После этих слов члены трибунала долго совещались, сумрачно поглядывая в сторону обвиняемой, и скорбно качали головами.
Ее речь повергала их то в растерянность, то в гнев, то в недоумение: Вероника ни разу не сбилась, не противоречила сама себе и – не боялась.
Для инквизиции, скрупулезно и точно соблюдавшей собственные уложения о допросах, ясно было, по крайней мере, одно: вина Вероники очевидна и доказана. А закон гласит, что в таковом случае пытки не применяются; буквы же закона следовало придерживаться твердо и неукоснительно! И дальше запугивания дело не пошло – Веронике лишь показали (для назидания!) комнату пыток, полную отвратительных и изощренных механизмов.
Но пытки пытками, а одной жертвы (да еще так нелепо попавшейся!) Святой палате было явно недостаточно. И в какой-то день трибунал сменил тактику.
Вдруг принесли овощей и сыра, хлеб стал, в отличие от предыдущих дней, свеж и кусок – больше. Вероника поделилась сыром с крысой, которую давно по-дружески называла Франческой, и та охотно откликалась. Франческа, неотвратимо вытягиваемая из норы сырным духом, уже через мгновенье возбужденно блестела глазами, высунув нос из щели. Все последнее время крыса вела себя так деликатно, что Вероника разрешила ей съесть сыр прямо в камере, у стены.
Затем позволено было принять посетителей, и один за другим стали появляться гости. Было трогательно и грустно видеть Леонору, поспешившую первой ее навестить, даже без супруга («Он в дальней поездке, дорогая. Я сообщила ему, но пока он вернется… Я ничего не могу поделать, прости меня!»). Да и не надо ничего делать. Какое это теперь имеет значение? А Леонора вдруг горько разрыдалась, нелепо и некрасиво кривя губы, и сквозь слезы все жалела несчастную сироту («О ком она?» – недоуменно смотрела на нее Вероника), а еще каялась в том, что это по ее, Леоноры, наущению Веронику увезли в монастырь.
– Могла ли я тогда предположить, бедная моя… – Леонора, не закончив фразы, опять залилась слезами.
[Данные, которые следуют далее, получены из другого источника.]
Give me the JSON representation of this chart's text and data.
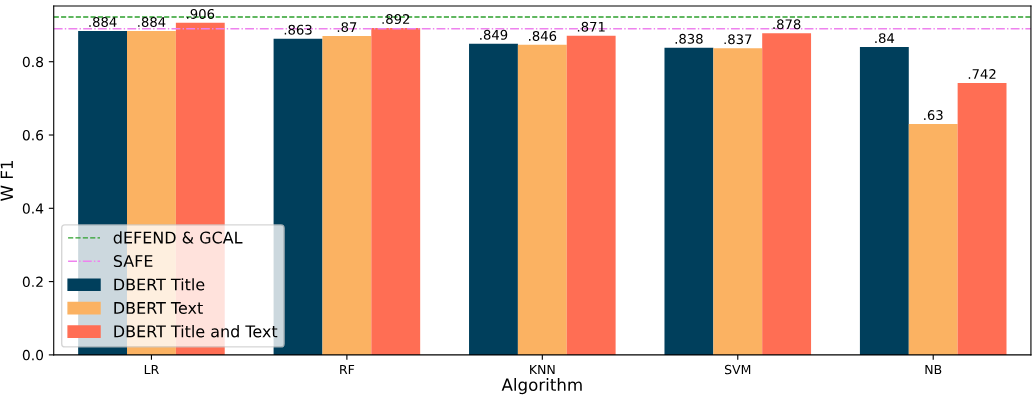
{
  "chart_data": {
    "type": "bar",
    "xlabel": "Algorithm",
    "ylabel": "W F1",
    "categories": [
      "LR",
      "RF",
      "KNN",
      "SVM",
      "NB"
    ],
    "series": [
      {
        "name": "DBERT Title",
        "color": "#003f5c",
        "values": [
          0.884,
          0.863,
          0.849,
          0.838,
          0.84
        ],
        "value_labels": [
          ".884",
          ".863",
          ".849",
          ".838",
          ".84"
        ]
      },
      {
        "name": "DBERT Text",
        "color": "#fbb262",
        "values": [
          0.884,
          0.87,
          0.846,
          0.837,
          0.63
        ],
        "value_labels": [
          ".884",
          ".87",
          ".846",
          ".837",
          ".63"
        ]
      },
      {
        "name": "DBERT Title and Text",
        "color": "#ff6e54",
        "values": [
          0.906,
          0.892,
          0.871,
          0.878,
          0.742
        ],
        "value_labels": [
          ".906",
          ".892",
          ".871",
          ".878",
          ".742"
        ]
      }
    ],
    "ref_lines": [
      {
        "axis": "y",
        "value": 0.922,
        "label": "dEFEND & GCAL",
        "color": "#2ca02c",
        "line_style": "dashed"
      },
      {
        "axis": "y",
        "value": 0.89,
        "label": "SAFE",
        "color": "#ee82ee",
        "line_style": "dashdot"
      }
    ],
    "ylim": [
      0,
      0.952
    ],
    "yticks": [
      {
        "value": 0,
        "label": "0.0"
      },
      0.2,
      0.4,
      0.6,
      0.8
    ],
    "grid": false,
    "legend": "bottom left"
  }
}
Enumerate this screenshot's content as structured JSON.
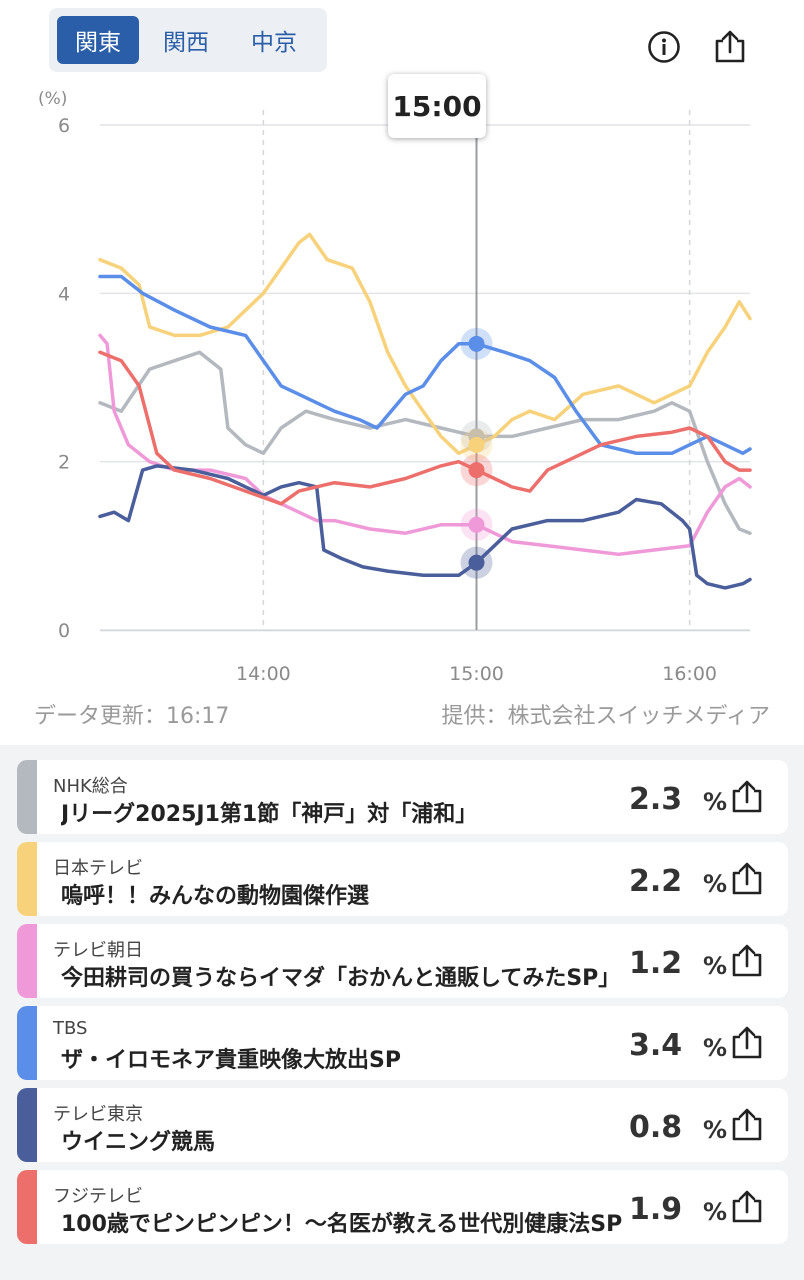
{
  "region_tabs": [
    {
      "label": "関東",
      "active": true
    },
    {
      "label": "関西",
      "active": false
    },
    {
      "label": "中京",
      "active": false
    }
  ],
  "icons": {
    "info": "info-circle-icon",
    "share": "share-upload-icon"
  },
  "tooltip_time": "15:00",
  "chart_data": {
    "type": "line",
    "ylabel": "(%)",
    "ylim": [
      0,
      6
    ],
    "y_ticks": [
      "0",
      "2",
      "4",
      "6"
    ],
    "x_range": [
      "13:14",
      "16:17"
    ],
    "x_ticks": [
      "14:00",
      "15:00",
      "16:00"
    ],
    "cursor_time": "15:00",
    "series": [
      {
        "color": "#b4b8bf",
        "points": [
          [
            "13:14",
            2.7
          ],
          [
            "13:20",
            2.6
          ],
          [
            "13:28",
            3.1
          ],
          [
            "13:35",
            3.2
          ],
          [
            "13:42",
            3.3
          ],
          [
            "13:48",
            3.1
          ],
          [
            "13:50",
            2.4
          ],
          [
            "13:55",
            2.2
          ],
          [
            "14:00",
            2.1
          ],
          [
            "14:05",
            2.4
          ],
          [
            "14:12",
            2.6
          ],
          [
            "14:20",
            2.5
          ],
          [
            "14:30",
            2.4
          ],
          [
            "14:40",
            2.5
          ],
          [
            "14:50",
            2.4
          ],
          [
            "15:00",
            2.3
          ],
          [
            "15:10",
            2.3
          ],
          [
            "15:20",
            2.4
          ],
          [
            "15:30",
            2.5
          ],
          [
            "15:40",
            2.5
          ],
          [
            "15:50",
            2.6
          ],
          [
            "15:55",
            2.7
          ],
          [
            "16:00",
            2.6
          ],
          [
            "16:05",
            2.0
          ],
          [
            "16:10",
            1.5
          ],
          [
            "16:14",
            1.2
          ],
          [
            "16:17",
            1.15
          ]
        ]
      },
      {
        "color": "#f7d27a",
        "points": [
          [
            "13:14",
            4.4
          ],
          [
            "13:20",
            4.3
          ],
          [
            "13:25",
            4.1
          ],
          [
            "13:28",
            3.6
          ],
          [
            "13:35",
            3.5
          ],
          [
            "13:42",
            3.5
          ],
          [
            "13:50",
            3.6
          ],
          [
            "13:55",
            3.8
          ],
          [
            "14:00",
            4.0
          ],
          [
            "14:05",
            4.3
          ],
          [
            "14:10",
            4.6
          ],
          [
            "14:13",
            4.7
          ],
          [
            "14:18",
            4.4
          ],
          [
            "14:25",
            4.3
          ],
          [
            "14:30",
            3.9
          ],
          [
            "14:35",
            3.3
          ],
          [
            "14:40",
            2.9
          ],
          [
            "14:45",
            2.6
          ],
          [
            "14:50",
            2.3
          ],
          [
            "14:55",
            2.1
          ],
          [
            "15:00",
            2.2
          ],
          [
            "15:05",
            2.3
          ],
          [
            "15:10",
            2.5
          ],
          [
            "15:15",
            2.6
          ],
          [
            "15:22",
            2.5
          ],
          [
            "15:30",
            2.8
          ],
          [
            "15:40",
            2.9
          ],
          [
            "15:50",
            2.7
          ],
          [
            "16:00",
            2.9
          ],
          [
            "16:05",
            3.3
          ],
          [
            "16:10",
            3.6
          ],
          [
            "16:14",
            3.9
          ],
          [
            "16:17",
            3.7
          ]
        ]
      },
      {
        "color": "#ef99d8",
        "points": [
          [
            "13:14",
            3.5
          ],
          [
            "13:16",
            3.4
          ],
          [
            "13:18",
            2.6
          ],
          [
            "13:22",
            2.2
          ],
          [
            "13:28",
            2.0
          ],
          [
            "13:35",
            1.9
          ],
          [
            "13:45",
            1.9
          ],
          [
            "13:55",
            1.8
          ],
          [
            "14:00",
            1.6
          ],
          [
            "14:05",
            1.5
          ],
          [
            "14:10",
            1.4
          ],
          [
            "14:15",
            1.3
          ],
          [
            "14:20",
            1.3
          ],
          [
            "14:30",
            1.2
          ],
          [
            "14:40",
            1.15
          ],
          [
            "14:50",
            1.25
          ],
          [
            "15:00",
            1.25
          ],
          [
            "15:10",
            1.05
          ],
          [
            "15:20",
            1.0
          ],
          [
            "15:30",
            0.95
          ],
          [
            "15:40",
            0.9
          ],
          [
            "15:50",
            0.95
          ],
          [
            "16:00",
            1.0
          ],
          [
            "16:05",
            1.4
          ],
          [
            "16:10",
            1.7
          ],
          [
            "16:14",
            1.8
          ],
          [
            "16:17",
            1.7
          ]
        ]
      },
      {
        "color": "#5b8ee8",
        "points": [
          [
            "13:14",
            4.2
          ],
          [
            "13:20",
            4.2
          ],
          [
            "13:26",
            4.0
          ],
          [
            "13:35",
            3.8
          ],
          [
            "13:45",
            3.6
          ],
          [
            "13:55",
            3.5
          ],
          [
            "14:00",
            3.2
          ],
          [
            "14:05",
            2.9
          ],
          [
            "14:10",
            2.8
          ],
          [
            "14:15",
            2.7
          ],
          [
            "14:20",
            2.6
          ],
          [
            "14:27",
            2.5
          ],
          [
            "14:32",
            2.4
          ],
          [
            "14:40",
            2.8
          ],
          [
            "14:45",
            2.9
          ],
          [
            "14:50",
            3.2
          ],
          [
            "14:55",
            3.4
          ],
          [
            "15:00",
            3.4
          ],
          [
            "15:08",
            3.3
          ],
          [
            "15:15",
            3.2
          ],
          [
            "15:22",
            3.0
          ],
          [
            "15:28",
            2.6
          ],
          [
            "15:35",
            2.2
          ],
          [
            "15:45",
            2.1
          ],
          [
            "15:55",
            2.1
          ],
          [
            "16:00",
            2.2
          ],
          [
            "16:05",
            2.3
          ],
          [
            "16:10",
            2.2
          ],
          [
            "16:15",
            2.1
          ],
          [
            "16:17",
            2.15
          ]
        ]
      },
      {
        "color": "#4a5e9c",
        "points": [
          [
            "13:14",
            1.35
          ],
          [
            "13:18",
            1.4
          ],
          [
            "13:22",
            1.3
          ],
          [
            "13:26",
            1.9
          ],
          [
            "13:30",
            1.95
          ],
          [
            "13:40",
            1.9
          ],
          [
            "13:50",
            1.8
          ],
          [
            "13:55",
            1.7
          ],
          [
            "14:00",
            1.6
          ],
          [
            "14:05",
            1.7
          ],
          [
            "14:10",
            1.75
          ],
          [
            "14:15",
            1.7
          ],
          [
            "14:17",
            0.95
          ],
          [
            "14:22",
            0.85
          ],
          [
            "14:28",
            0.75
          ],
          [
            "14:35",
            0.7
          ],
          [
            "14:45",
            0.65
          ],
          [
            "14:55",
            0.65
          ],
          [
            "15:00",
            0.8
          ],
          [
            "15:05",
            1.0
          ],
          [
            "15:10",
            1.2
          ],
          [
            "15:20",
            1.3
          ],
          [
            "15:30",
            1.3
          ],
          [
            "15:40",
            1.4
          ],
          [
            "15:45",
            1.55
          ],
          [
            "15:52",
            1.5
          ],
          [
            "15:58",
            1.3
          ],
          [
            "16:00",
            1.2
          ],
          [
            "16:02",
            0.65
          ],
          [
            "16:05",
            0.55
          ],
          [
            "16:10",
            0.5
          ],
          [
            "16:15",
            0.55
          ],
          [
            "16:17",
            0.6
          ]
        ]
      },
      {
        "color": "#ec6f6c",
        "points": [
          [
            "13:14",
            3.3
          ],
          [
            "13:20",
            3.2
          ],
          [
            "13:25",
            2.9
          ],
          [
            "13:30",
            2.1
          ],
          [
            "13:35",
            1.9
          ],
          [
            "13:45",
            1.8
          ],
          [
            "13:55",
            1.65
          ],
          [
            "14:05",
            1.5
          ],
          [
            "14:10",
            1.65
          ],
          [
            "14:20",
            1.75
          ],
          [
            "14:30",
            1.7
          ],
          [
            "14:40",
            1.8
          ],
          [
            "14:50",
            1.95
          ],
          [
            "14:55",
            2.0
          ],
          [
            "15:00",
            1.9
          ],
          [
            "15:05",
            1.8
          ],
          [
            "15:10",
            1.7
          ],
          [
            "15:15",
            1.65
          ],
          [
            "15:20",
            1.9
          ],
          [
            "15:25",
            2.0
          ],
          [
            "15:35",
            2.2
          ],
          [
            "15:45",
            2.3
          ],
          [
            "15:55",
            2.35
          ],
          [
            "16:00",
            2.4
          ],
          [
            "16:05",
            2.3
          ],
          [
            "16:10",
            2.0
          ],
          [
            "16:14",
            1.9
          ],
          [
            "16:17",
            1.9
          ]
        ]
      }
    ],
    "cursor_points": [
      {
        "color": "#5b8ee8",
        "value": 3.4
      },
      {
        "color": "#b4b8bf",
        "value": 2.3
      },
      {
        "color": "#f7d27a",
        "value": 2.2
      },
      {
        "color": "#ec6f6c",
        "value": 1.9
      },
      {
        "color": "#ef99d8",
        "value": 1.25
      },
      {
        "color": "#4a5e9c",
        "value": 0.8
      }
    ]
  },
  "footer": {
    "updated": "データ更新：16:17",
    "provider": "提供：株式会社スイッチメディア"
  },
  "channels": [
    {
      "station": "NHK総合",
      "program": "Jリーグ2025J1第1節「神戸」対「浦和」",
      "value": "2.3",
      "unit": "%",
      "color": "#b4b8bf"
    },
    {
      "station": "日本テレビ",
      "program": "嗚呼！！みんなの動物園傑作選",
      "value": "2.2",
      "unit": "%",
      "color": "#f7d27a"
    },
    {
      "station": "テレビ朝日",
      "program": "今田耕司の買うならイマダ「おかんと通販してみたSP」",
      "value": "1.2",
      "unit": "%",
      "color": "#ef99d8"
    },
    {
      "station": "TBS",
      "program": "ザ・イロモネア貴重映像大放出SP",
      "value": "3.4",
      "unit": "%",
      "color": "#5b8ee8"
    },
    {
      "station": "テレビ東京",
      "program": "ウイニング競馬",
      "value": "0.8",
      "unit": "%",
      "color": "#4a5e9c"
    },
    {
      "station": "フジテレビ",
      "program": "100歳でピンピンピン！～名医が教える世代別健康法SP",
      "value": "1.9",
      "unit": "%",
      "color": "#ec6f6c"
    }
  ]
}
Сопровождающий посетителей монах-доминиканец, не дождавшись, видимо, того, ради чего Леоноре и разрешили визит, вывел ее из камеры. Было слышно, как в коридоре он распекал ее: «Вы обязаны были задать ей наши вопросы!» – и как Леонора подавленно оправдывалась: «Я не могла… Бедная девочка…»
Потом пришла мать Тересия. Она тоже плакала. Матушку Тересию было пронзительно жалко! Украдкой кивнув на монаха-соглядатая и двух стражников, маячивших в коридоре, Вероника попросила ее ничего не говорить. И они просидели молча, обнявшись и прижавшись друг к другу, все отпущенное время.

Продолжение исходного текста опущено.